Sementara itu, Demak semakin perkasa dengan terus melakukan pembangunan dan memperkuat pertahanan yang dirancang untuk menangkal ancaman Portugis yang mulai mendekati gerbang Tanah Jawa.
Banyak ahli mesiu dari Yunan Islam (Kunming - Tiongkok) didatangkan atas rekomendasi dari Aryo Damar (seorang ahli mesiu) yang juga merupakan ayah tiri Raden Patah Djiemboen dan ayah kandung Raden Kusen. Dia adalah keturunan Yunan - Islam dan merupakan anak angkat kesayangan Hayam Wuruk V.
Dengan situasi yang demikian, maka budaya Keris pada jaman Kesultanan Demak sudah pasti tidak diperhatikan oleh pusat kekuasaan karena Raden Patah (Djiemboen) lebih memilih teknologi mesiu dari pada senjata tradisional.
Tapi meski demikian, budaya Keris yang telah mengakar sejak jaman Kerajaan-Kerajaan sebelumnya sebagai senjata psikhis (piyandel / keyakinan diri) masih tetap dilestarikan.
Kemudian para Wali, terutama Sunan Kalijaga melakukan akulturasi sebagai langkah penyesuaian. Keris tetap digunakan sebagai atribut kelengkapan busana, bahkan para Wali menyandang Keris yang diselipkan / disengkelit dibalik jubahnya.
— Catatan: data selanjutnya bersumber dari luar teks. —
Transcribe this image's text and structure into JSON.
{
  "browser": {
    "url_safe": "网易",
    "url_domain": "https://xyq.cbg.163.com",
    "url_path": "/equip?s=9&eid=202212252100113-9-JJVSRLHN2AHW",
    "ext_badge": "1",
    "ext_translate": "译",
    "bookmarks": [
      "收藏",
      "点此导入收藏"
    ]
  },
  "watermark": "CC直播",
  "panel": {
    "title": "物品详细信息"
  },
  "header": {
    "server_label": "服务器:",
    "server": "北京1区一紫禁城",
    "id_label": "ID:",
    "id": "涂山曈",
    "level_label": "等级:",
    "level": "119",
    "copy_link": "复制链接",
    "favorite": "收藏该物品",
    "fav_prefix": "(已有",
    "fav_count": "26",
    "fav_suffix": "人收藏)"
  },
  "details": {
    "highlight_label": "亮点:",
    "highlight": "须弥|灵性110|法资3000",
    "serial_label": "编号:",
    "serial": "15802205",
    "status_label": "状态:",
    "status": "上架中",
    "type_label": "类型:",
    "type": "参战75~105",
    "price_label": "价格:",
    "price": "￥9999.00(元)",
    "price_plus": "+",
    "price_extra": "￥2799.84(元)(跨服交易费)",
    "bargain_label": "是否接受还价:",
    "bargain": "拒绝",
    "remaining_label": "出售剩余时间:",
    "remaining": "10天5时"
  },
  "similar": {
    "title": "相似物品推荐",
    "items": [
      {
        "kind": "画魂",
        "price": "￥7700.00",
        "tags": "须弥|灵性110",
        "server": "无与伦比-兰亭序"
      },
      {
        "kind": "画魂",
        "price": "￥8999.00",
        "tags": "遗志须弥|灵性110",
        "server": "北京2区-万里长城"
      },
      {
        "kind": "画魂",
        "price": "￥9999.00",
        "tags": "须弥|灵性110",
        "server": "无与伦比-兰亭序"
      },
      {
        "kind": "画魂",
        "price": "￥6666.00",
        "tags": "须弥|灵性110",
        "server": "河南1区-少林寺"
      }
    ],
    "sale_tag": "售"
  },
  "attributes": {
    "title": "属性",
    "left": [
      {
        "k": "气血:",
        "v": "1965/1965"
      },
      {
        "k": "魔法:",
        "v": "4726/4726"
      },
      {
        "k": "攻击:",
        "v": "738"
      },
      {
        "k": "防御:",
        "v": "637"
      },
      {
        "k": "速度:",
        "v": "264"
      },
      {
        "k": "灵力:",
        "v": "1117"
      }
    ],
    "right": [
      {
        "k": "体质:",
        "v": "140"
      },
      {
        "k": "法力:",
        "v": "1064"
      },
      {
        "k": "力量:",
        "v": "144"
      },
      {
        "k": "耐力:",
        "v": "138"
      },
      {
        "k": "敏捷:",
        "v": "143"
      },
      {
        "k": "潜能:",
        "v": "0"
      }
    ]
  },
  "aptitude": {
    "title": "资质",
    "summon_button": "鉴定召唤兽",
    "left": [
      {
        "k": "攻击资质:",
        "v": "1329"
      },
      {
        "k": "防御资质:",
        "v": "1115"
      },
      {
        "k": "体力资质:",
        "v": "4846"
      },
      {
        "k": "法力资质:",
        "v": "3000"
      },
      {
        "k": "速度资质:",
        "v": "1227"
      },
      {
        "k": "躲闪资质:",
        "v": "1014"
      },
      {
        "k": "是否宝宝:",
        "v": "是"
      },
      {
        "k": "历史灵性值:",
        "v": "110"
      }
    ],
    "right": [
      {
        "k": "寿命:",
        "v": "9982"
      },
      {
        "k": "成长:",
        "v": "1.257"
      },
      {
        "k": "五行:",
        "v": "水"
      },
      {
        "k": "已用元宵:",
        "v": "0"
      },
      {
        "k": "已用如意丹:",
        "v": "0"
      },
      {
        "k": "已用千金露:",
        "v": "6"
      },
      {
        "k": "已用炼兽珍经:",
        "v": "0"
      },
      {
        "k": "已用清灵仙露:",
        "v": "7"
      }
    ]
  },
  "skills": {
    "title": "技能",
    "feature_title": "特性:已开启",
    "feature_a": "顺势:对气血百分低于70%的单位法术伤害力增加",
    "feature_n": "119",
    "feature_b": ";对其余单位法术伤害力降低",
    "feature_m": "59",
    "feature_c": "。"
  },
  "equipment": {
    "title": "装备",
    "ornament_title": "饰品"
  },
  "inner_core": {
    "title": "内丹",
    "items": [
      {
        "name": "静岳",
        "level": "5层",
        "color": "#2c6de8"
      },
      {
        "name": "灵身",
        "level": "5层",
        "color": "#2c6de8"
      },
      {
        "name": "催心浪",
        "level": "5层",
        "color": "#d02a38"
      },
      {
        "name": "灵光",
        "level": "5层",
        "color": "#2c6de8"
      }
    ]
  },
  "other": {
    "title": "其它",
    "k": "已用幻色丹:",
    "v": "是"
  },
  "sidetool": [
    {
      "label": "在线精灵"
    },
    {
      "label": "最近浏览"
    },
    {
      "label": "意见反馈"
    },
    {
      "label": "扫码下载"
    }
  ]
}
Bentuk warangka Keris Majapahit dianggap kurang praktis, lalu dirancang dengan bentuk baru agar lebih mudah disengkelit dan dibawa kemana-mana. Warangka rancangan para Wali masih banyak digunakan sampai sekarang yang dikenal dengan nama “sandang walikat” (sesuai pakaian Wali).
Kerajaan Demak menghapus hegemoni dari masa sebelumnya, sehingga Keris tidak di angkat sebagai isu penting. Bahkan Keris pada masa itu keluar dari budaya sentralistik kekuasaan dan lebih banyak disandang oleh para Ulama.
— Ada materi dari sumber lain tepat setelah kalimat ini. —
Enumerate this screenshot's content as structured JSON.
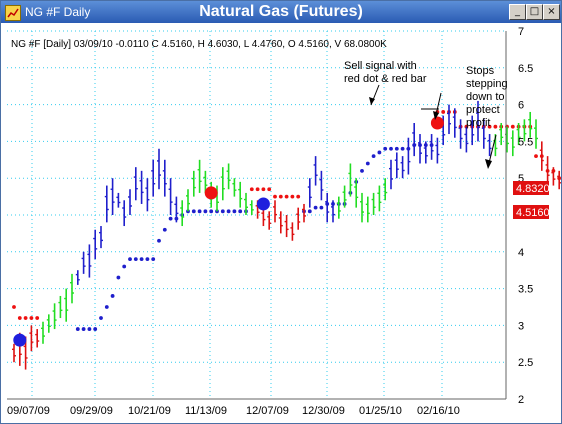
{
  "window": {
    "title": "NG #F Daily",
    "chart_title": "Natural Gas (Futures)",
    "icon": "chart-icon",
    "controls": [
      "_",
      "□",
      "×"
    ]
  },
  "info_line": "NG #F [Daily] 03/09/10 -0.0110 C 4.5160, H 4.6030, L 4.4760, O 4.5160, V 68.0800K",
  "annotations": {
    "sell_signal": [
      "Sell signal with",
      "red dot & red bar"
    ],
    "stops": [
      "Stops",
      "stepping",
      "down to",
      "protect",
      "profit"
    ]
  },
  "price_labels": {
    "stop": "4.8320",
    "close": "4.5160"
  },
  "colors": {
    "up_trend_bar": "#1f1fcc",
    "neutral_bar": "#22dd22",
    "down_trend_bar": "#dd1111",
    "buy_stop_dots": "#1f1fcc",
    "sell_stop_dots": "#ee1111",
    "grid": "#33ccee",
    "price_label_bg": "#e01010"
  },
  "chart_data": {
    "type": "ohlc-bar",
    "title": "Natural Gas (Futures)",
    "y_axis": {
      "position": "right",
      "ylim": [
        2,
        7
      ],
      "ticks": [
        "2",
        "2.5",
        "3",
        "3.5",
        "4",
        "4.5",
        "5",
        "5.5",
        "6",
        "6.5",
        "7"
      ]
    },
    "x_axis": {
      "tick_labels": [
        "09/07/09",
        "09/29/09",
        "10/21/09",
        "11/13/09",
        "12/07/09",
        "12/30/09",
        "01/25/10",
        "02/16/10"
      ]
    },
    "grid": true,
    "series": [
      {
        "segment": "red",
        "bars": [
          [
            2.75,
            2.5
          ],
          [
            2.9,
            2.45
          ],
          [
            2.85,
            2.4
          ],
          [
            3.0,
            2.65
          ],
          [
            2.95,
            2.7
          ]
        ]
      },
      {
        "segment": "green",
        "bars": [
          [
            3.05,
            2.75
          ],
          [
            3.15,
            2.9
          ],
          [
            3.3,
            2.95
          ],
          [
            3.4,
            3.1
          ],
          [
            3.5,
            3.05
          ],
          [
            3.7,
            3.3
          ]
        ]
      },
      {
        "segment": "blue",
        "bars": [
          [
            3.75,
            3.55
          ],
          [
            4.0,
            3.7
          ],
          [
            4.1,
            3.65
          ],
          [
            4.3,
            3.9
          ],
          [
            4.35,
            4.05
          ],
          [
            4.9,
            4.4
          ],
          [
            5.0,
            4.5
          ],
          [
            4.8,
            4.6
          ],
          [
            4.7,
            4.35
          ],
          [
            4.85,
            4.5
          ],
          [
            5.15,
            4.7
          ],
          [
            5.1,
            4.65
          ],
          [
            5.0,
            4.55
          ],
          [
            5.25,
            4.75
          ],
          [
            5.4,
            4.85
          ],
          [
            5.25,
            4.75
          ],
          [
            5.0,
            4.5
          ],
          [
            4.75,
            4.4
          ]
        ]
      },
      {
        "segment": "green",
        "bars": [
          [
            4.7,
            4.35
          ],
          [
            4.85,
            4.55
          ],
          [
            5.1,
            4.75
          ],
          [
            5.25,
            4.8
          ],
          [
            5.1,
            4.8
          ],
          [
            4.95,
            4.6
          ],
          [
            4.9,
            4.55
          ],
          [
            5.15,
            4.7
          ],
          [
            5.2,
            4.85
          ],
          [
            5.0,
            4.75
          ],
          [
            4.95,
            4.6
          ],
          [
            4.8,
            4.5
          ],
          [
            4.7,
            4.5
          ]
        ]
      },
      {
        "segment": "red",
        "bars": [
          [
            4.7,
            4.45
          ],
          [
            4.6,
            4.35
          ],
          [
            4.55,
            4.3
          ],
          [
            4.7,
            4.4
          ],
          [
            4.55,
            4.25
          ],
          [
            4.5,
            4.2
          ],
          [
            4.4,
            4.15
          ],
          [
            4.6,
            4.3
          ],
          [
            4.65,
            4.4
          ]
        ]
      },
      {
        "segment": "blue",
        "bars": [
          [
            5.0,
            4.6
          ],
          [
            5.3,
            4.9
          ],
          [
            5.1,
            4.7
          ],
          [
            4.8,
            4.4
          ],
          [
            4.7,
            4.4
          ]
        ]
      },
      {
        "segment": "green",
        "bars": [
          [
            4.75,
            4.45
          ],
          [
            4.9,
            4.6
          ],
          [
            5.2,
            4.75
          ],
          [
            5.0,
            4.6
          ],
          [
            4.8,
            4.4
          ],
          [
            4.75,
            4.4
          ],
          [
            4.8,
            4.5
          ],
          [
            4.9,
            4.55
          ],
          [
            5.0,
            4.7
          ]
        ]
      },
      {
        "segment": "blue",
        "bars": [
          [
            5.25,
            4.85
          ],
          [
            5.35,
            5.0
          ],
          [
            5.3,
            5.0
          ],
          [
            5.55,
            5.05
          ],
          [
            5.75,
            5.3
          ],
          [
            5.6,
            5.2
          ],
          [
            5.5,
            5.2
          ],
          [
            5.6,
            5.25
          ],
          [
            5.55,
            5.2
          ],
          [
            5.85,
            5.45
          ],
          [
            6.0,
            5.6
          ],
          [
            5.95,
            5.55
          ],
          [
            5.8,
            5.4
          ],
          [
            5.7,
            5.35
          ],
          [
            5.85,
            5.45
          ],
          [
            6.05,
            5.5
          ],
          [
            5.8,
            5.4
          ],
          [
            5.6,
            5.3
          ]
        ]
      },
      {
        "segment": "green",
        "bars": [
          [
            5.6,
            5.3
          ],
          [
            5.75,
            5.45
          ],
          [
            5.7,
            5.35
          ],
          [
            5.65,
            5.3
          ],
          [
            5.75,
            5.45
          ],
          [
            5.8,
            5.5
          ],
          [
            5.9,
            5.55
          ],
          [
            5.8,
            5.4
          ]
        ]
      },
      {
        "segment": "red",
        "bars": [
          [
            5.5,
            5.1
          ],
          [
            5.3,
            4.9
          ],
          [
            5.15,
            4.9
          ],
          [
            5.1,
            4.85
          ]
        ]
      },
      {
        "segment": "green",
        "bars": [
          [
            5.35,
            5.05
          ],
          [
            5.5,
            5.2
          ],
          [
            5.45,
            5.1
          ],
          [
            5.3,
            5.0
          ],
          [
            5.4,
            5.05
          ],
          [
            5.35,
            5.0
          ],
          [
            5.5,
            5.15
          ],
          [
            5.4,
            5.05
          ]
        ]
      },
      {
        "segment": "red",
        "bars": [
          [
            5.3,
            5.0
          ],
          [
            5.2,
            4.9
          ],
          [
            5.0,
            4.75
          ],
          [
            4.9,
            4.65
          ],
          [
            4.85,
            4.6
          ],
          [
            4.9,
            4.6
          ],
          [
            4.8,
            4.55
          ],
          [
            4.75,
            4.5
          ],
          [
            4.7,
            4.45
          ],
          [
            4.6,
            4.5
          ]
        ]
      }
    ],
    "stop_dots": [
      {
        "color": "red",
        "levels": [
          3.25,
          3.1,
          3.1,
          3.1,
          3.1
        ]
      },
      {
        "color": "blue",
        "levels": [
          null,
          null,
          null,
          null,
          null,
          null,
          2.95,
          2.95,
          2.95,
          2.95,
          3.1,
          3.25,
          3.4,
          3.65,
          3.8,
          3.9,
          3.9,
          3.9,
          3.9,
          3.9,
          4.15,
          4.3,
          4.45,
          4.45,
          4.5,
          4.55,
          4.55,
          4.55,
          4.55,
          4.55,
          4.55,
          4.55,
          4.55,
          4.55,
          4.55,
          4.55
        ]
      },
      {
        "color": "red",
        "levels": [
          4.85,
          4.85,
          4.85,
          4.85,
          4.75,
          4.75,
          4.75,
          4.75,
          4.75
        ]
      },
      {
        "color": "blue",
        "levels": [
          4.55,
          4.55,
          4.6,
          4.6,
          4.65,
          4.65,
          4.65,
          4.65,
          4.8,
          4.95,
          5.1,
          5.2,
          5.3,
          5.35,
          5.4,
          5.4,
          5.4,
          5.4,
          5.4,
          5.45,
          5.45,
          5.45,
          5.45
        ]
      },
      {
        "color": "red",
        "levels": [
          5.9,
          5.9,
          5.9,
          5.9,
          5.7,
          5.7,
          5.7,
          5.7,
          5.7,
          5.7,
          5.7,
          5.7,
          5.7,
          5.7,
          5.7,
          5.7,
          5.7,
          5.3,
          5.3,
          5.1,
          5.1,
          5.0,
          4.95,
          4.9,
          4.83
        ]
      }
    ],
    "signals": [
      {
        "type": "buy",
        "x_index": 1,
        "y": 2.8,
        "color": "blue"
      },
      {
        "type": "sell",
        "x_index": 34,
        "y": 4.8,
        "color": "red"
      },
      {
        "type": "buy",
        "x_index": 43,
        "y": 4.65,
        "color": "blue"
      },
      {
        "type": "sell",
        "x_index": 73,
        "y": 5.75,
        "color": "red"
      }
    ],
    "price_markers": [
      {
        "label": "4.8320",
        "y": 4.832
      },
      {
        "label": "4.5160",
        "y": 4.516
      }
    ]
  }
}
Para Wali memegang kendali adat dan budaya pada masa itu. Sunan Kalijaga dan Sunan Bonang disebut-sebut sebagai pelestari budaya, bahkan Keris pusaka yang sangat terkenal dan melegenda, yaitu Keris Kyai Sengkelat pembuatannya diprakarsai oleh Sunan Kalijaga pada masa transisi sebelum Kerajaan Majapahit runtuh.
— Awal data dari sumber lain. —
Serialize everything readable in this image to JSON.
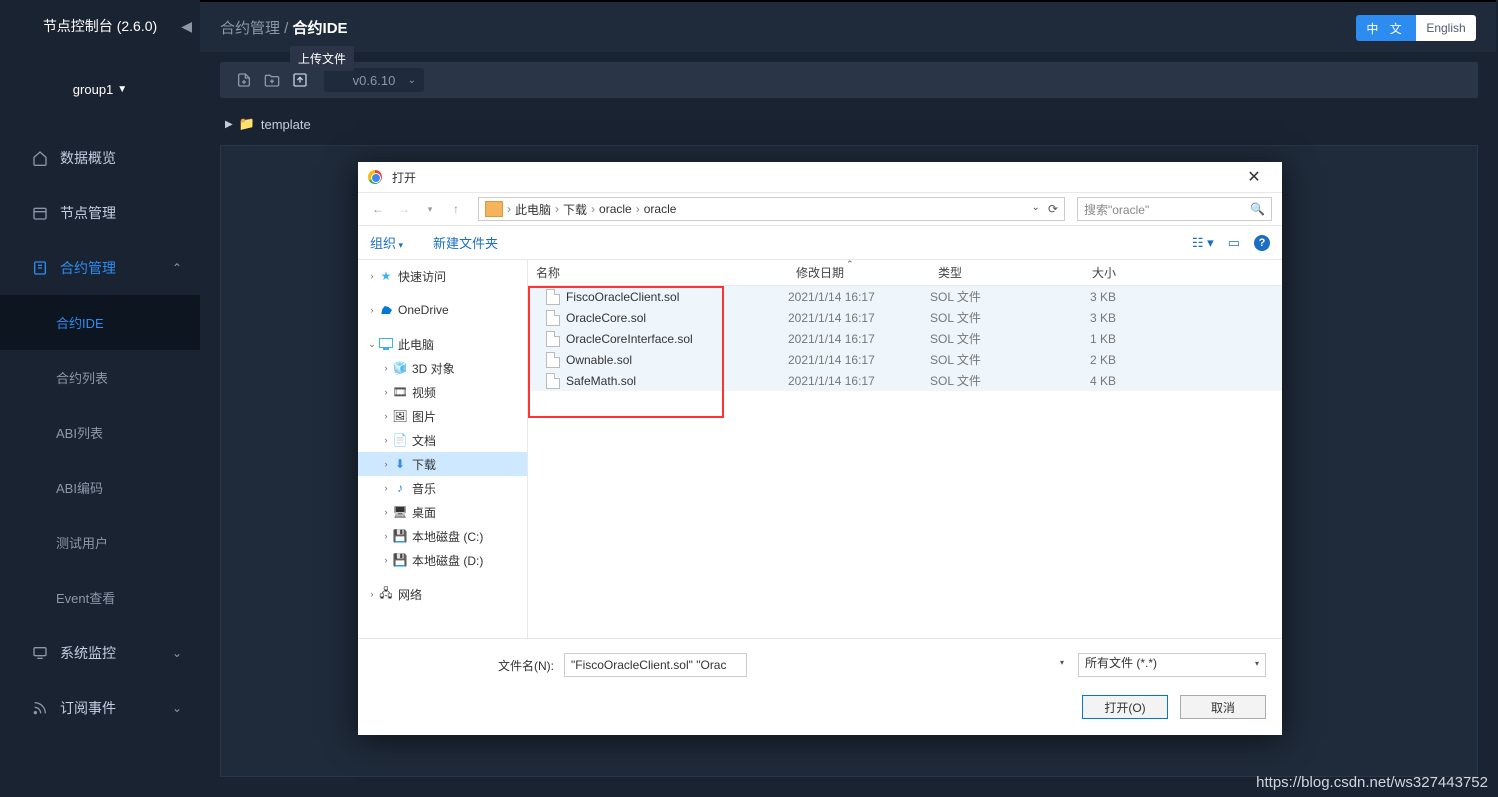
{
  "console": {
    "title": "节点控制台 (2.6.0)",
    "group": "group1"
  },
  "breadcrumb": {
    "parent": "合约管理",
    "sep": " / ",
    "current": "合约IDE"
  },
  "lang": {
    "zh": "中 文",
    "en": "English"
  },
  "toolbar": {
    "version": "v0.6.10",
    "tooltip": "上传文件"
  },
  "tree": {
    "template": "template"
  },
  "nav": {
    "overview": "数据概览",
    "nodes": "节点管理",
    "contracts": "合约管理",
    "sub": {
      "ide": "合约IDE",
      "list": "合约列表",
      "abi": "ABI列表",
      "abienc": "ABI编码",
      "testuser": "测试用户",
      "event": "Event查看"
    },
    "monitor": "系统监控",
    "subscribe": "订阅事件"
  },
  "dialog": {
    "title": "打开",
    "path": [
      "此电脑",
      "下载",
      "oracle",
      "oracle"
    ],
    "search_placeholder": "搜索\"oracle\"",
    "organize": "组织",
    "newfolder": "新建文件夹",
    "columns": {
      "name": "名称",
      "modified": "修改日期",
      "type": "类型",
      "size": "大小"
    },
    "side": {
      "quick": "快速访问",
      "onedrive": "OneDrive",
      "thispc": "此电脑",
      "obj3d": "3D 对象",
      "video": "视频",
      "picture": "图片",
      "doc": "文档",
      "download": "下载",
      "music": "音乐",
      "desktop": "桌面",
      "diskc": "本地磁盘 (C:)",
      "diskd": "本地磁盘 (D:)",
      "network": "网络"
    },
    "files": [
      {
        "name": "FiscoOracleClient.sol",
        "date": "2021/1/14 16:17",
        "type": "SOL 文件",
        "size": "3 KB"
      },
      {
        "name": "OracleCore.sol",
        "date": "2021/1/14 16:17",
        "type": "SOL 文件",
        "size": "3 KB"
      },
      {
        "name": "OracleCoreInterface.sol",
        "date": "2021/1/14 16:17",
        "type": "SOL 文件",
        "size": "1 KB"
      },
      {
        "name": "Ownable.sol",
        "date": "2021/1/14 16:17",
        "type": "SOL 文件",
        "size": "2 KB"
      },
      {
        "name": "SafeMath.sol",
        "date": "2021/1/14 16:17",
        "type": "SOL 文件",
        "size": "4 KB"
      }
    ],
    "filename_label": "文件名(N):",
    "filename_value": "\"FiscoOracleClient.sol\" \"OracleCore.sol\" \"OracleCoreInterface.sol\" \"Ownable.sol\" \"Sa",
    "filetype": "所有文件 (*.*)",
    "open_btn": "打开(O)",
    "cancel_btn": "取消"
  },
  "watermark": "https://blog.csdn.net/ws327443752"
}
Baca juga: Sejarah, filosofi dan tuah Keris Sengkelat
Pada catatan lain ditemukan bahwa Keris pada jaman Kerajaan Demak menjadi tanda waris (warisan). Para kolega Wali atau kepercayaannya diberi Keris sebagai cindera mata tanda mandat, pembawa pesan atau sebagai utusan di pengukuhan status.
Keris-Keris yang sudah ada dari masa Kerajaan sebelumnya bergeser fungsinya sebagai benda pusaka (warisan yang dianggap bernilai tinggi).
Sebagaimana dituturkan oleh Raffles: Sunan Ampel adalah salah seorang dari sembilan Wali penyebar agama Islam di Jawa. Beberapa hari sebelum meninggal dunia beliau memberikan sebilah Keris kepada Sunan Giri dan berpesan agar Keris tersebut dijaga baik-baik jangan sampai jatuh ke tangan orang yang tidak baik.
Tulisan tersebut merupakan indikasi bahwa Keris sangat diterima dilingkungannya dan bukan suatu hal yang dianggap musyrik. Dari tulisan Raffles tersebut dapat disimpulkan bahwa pada waktu itu Keris di anggap sebagai benda pusaka yang memiliki aspek religius yang harus disimpan oleh orang-orang yang sholeh.
Pembuatan Keris pada jaman Kesultanan Demak mungkin masih tetap berlangsung namun dalam skala yang kecil dan tidak diprakarsai oleh Raja. Ciri garap atau bentuknya diperkirakan tidak berubah jauh dari bentuk Keris Majapahit.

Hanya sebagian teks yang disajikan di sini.